Opinions and Attitudes of Pulmonologists About Augmentation Therapy in Patients with Alpha-1 Antitrypsin Deficiency. A Survey of the EARCO Group

Abstract

Background: Augmentation therapy (AT) is the only specific treatment licensed for patients with alpha-1 antitrypsin deficiency (AATD) associated lung disease. Since patients with severe AATD may have a very different prognosis and AT requires intravenous infusions for life, the decision to initiate AT may be challenging. Methods: This survey was conducted on 63 experts in AATD from 13 European countries about their opinions and attitudes regarding AT. Participants were asked to rank the importance of 11 identified factors related with the prescription of AT. In addition, each participant was asked to respond to the indication of AT for 30 out of 500 hypothetical cases developed with the combinations of the 11 factors.
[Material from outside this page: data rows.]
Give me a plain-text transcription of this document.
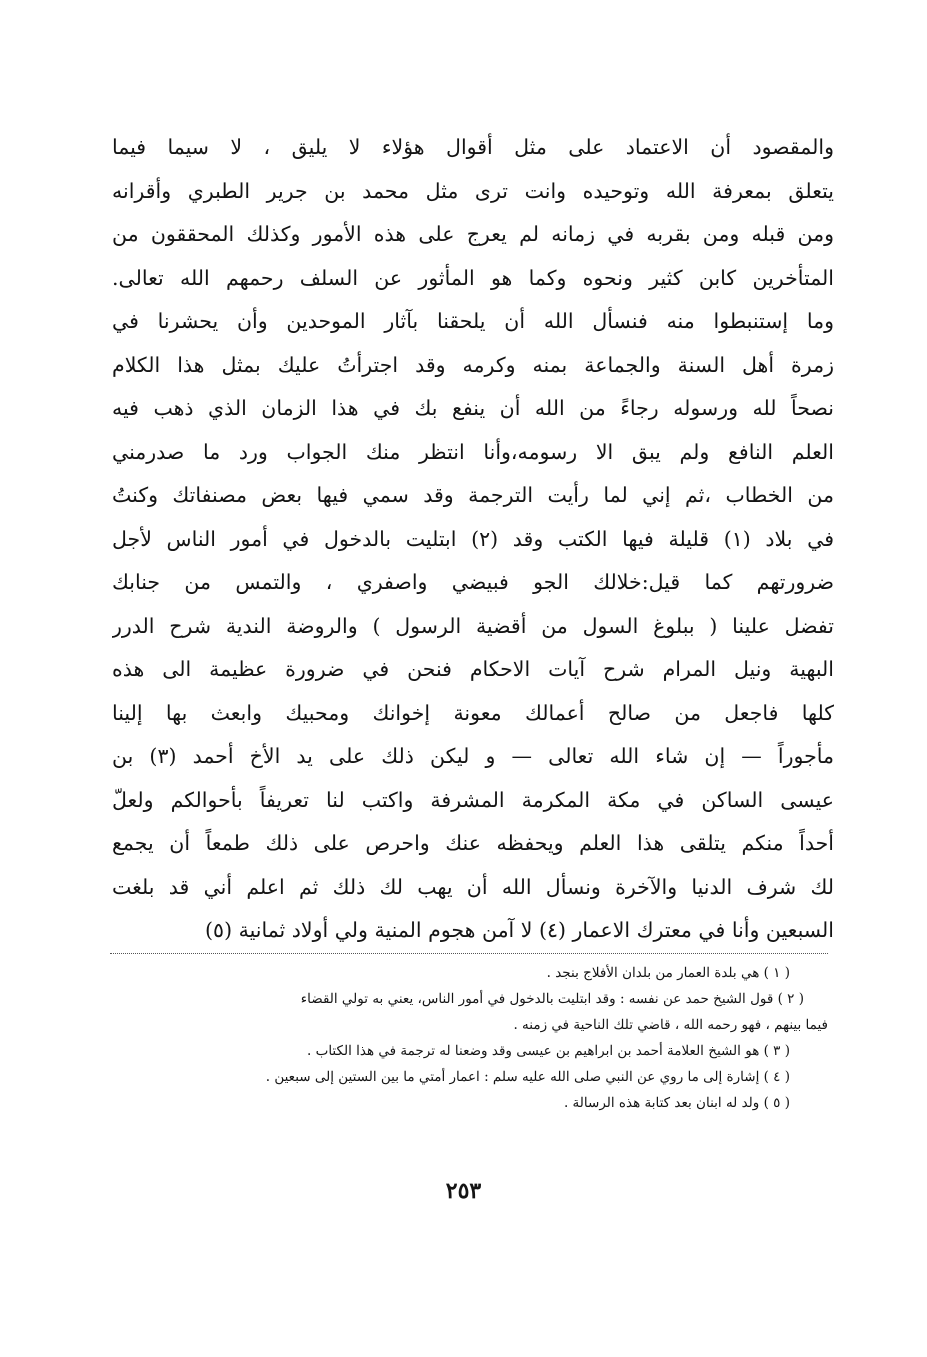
والمقصود أن الاعتماد على مثل أقوال هؤلاء لا يليق ، لا سيما فيما
يتعلق بمعرفة الله وتوحيده وانت ترى مثل محمد بن جرير الطبري وأقرانه
ومن قبله ومن بقربه في زمانه لم يعرج على هذه الأمور وكذلك المحققون من
المتأخرين كابن كثير ونحوه وكما هو المأثور عن السلف رحمهم الله تعالى.
وما إستنبطوا منه فنسأل الله أن يلحقنا بآثار الموحدين وأن يحشرنا في
زمرة أهل السنة والجماعة بمنه وكرمه وقد اجترأتُ عليك بمثل هذا الكلام
نصحاً لله ورسوله رجاءً من الله أن ينفع بك في هذا الزمان الذي ذهب فيه
العلم النافع ولم يبق الا رسومه،وأنا انتظر منك الجواب ورد ما صدرمني
من الخطاب ،ثم إني لما رأيت الترجمة وقد سمي فيها بعض مصنفاتك وكنتُ
في بلاد (١) قليلة فيها الكتب وقد (٢) ابتليت بالدخول في أمور الناس لأجل
ضرورتهم كما قيل:خلالك الجو فبيضي واصفري ، والتمس من جنابك
تفضل علينا ( ببلوغ السول من أقضية الرسول ) والروضة الندية شرح الدرر
البهية ونيل المرام شرح آيات الاحكام فنحن في ضرورة عظيمة الى هذه
كلها فاجعل من صالح أعمالك معونة إخوانك ومحبيك وابعث بها إلينا
مأجوراً — إن شاء الله تعالى — و ليكن ذلك على يد الأخ أحمد (٣) بن
عيسى الساكن في مكة المكرمة المشرفة واكتب لنا تعريفاً بأحوالكم ولعلّ
أحداً منكم يتلقى هذا العلم ويحفظه عنك واحرص على ذلك طمعاً أن يجمع
لك شرف الدنيا والآخرة ونسأل الله أن يهب لك ذلك ثم اعلم أني قد بلغت
السبعين وأنا في معترك الاعمار (٤) لا آمن هجوم المنية ولي أولاد ثمانية (٥)
( ١ ) هي بلدة العمار من بلدان الأفلاج بنجد .
( ٢ ) قول الشيخ حمد عن نفسه : وقد ابتليت بالدخول في أمور الناس، يعني به تولي القضاء
فيما بينهم ، فهو رحمه الله ، قاضي تلك الناحية في زمنه .
( ٣ ) هو الشيخ العلامة أحمد بن ابراهيم بن عيسى وقد وضعنا له ترجمة في هذا الكتاب .
( ٤ ) إشارة إلى ما روي عن النبي صلى الله عليه سلم : اعمار أمتي ما بين الستين إلى سبعين .
( ٥ ) ولد له ابنان بعد كتابة هذه الرسالة .
٢٥٣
Each case was evaluated by 3 experts to check the concordance. Results: The variables that scored higher on preferences for initiating AT were AAT genotype (score 8.6 from a Likert scale 0– 10 (SD: 1.7)), AATD serum level (8.2 (SD:2.4)) and FEV1 (%) decline (7.9 (SD:2.4)). Among the 500 different cases, there was an agreement in indication of AT among the 3 experts in 291 (58.2%). Regarding the variables associated with AT, it was indicated to 81.9% of Pi*ZZ, 52.4% of Pi*SZ and 9.8% of Pi*MZ (p < 0.0001). For Pi*ZZ patients, multivariate analysis identified younger age, reduced FEV1 (%), higher FEV1 decline and worse emphysema as significantly associated with prescription (AUC = 0.8114); for Pi*SZ variables were younger age, worse FEV1 (%) and worse emphysema (AUC = 0.7414); and for Pi*MZ younger age, worse DLCO (%), higher DLCO decline and dyspnea (AUC = 0.8387). Conclusion: There is a high variability in the criteria for prescription of AT among European experts. Most cases were recommended AT according to guidelines, but a significant number of patients with genotype Pi*SZ and almost 10% Pi*MZ were recommended to initiate AT despite the lack of evidence of efficacy in these genotypes.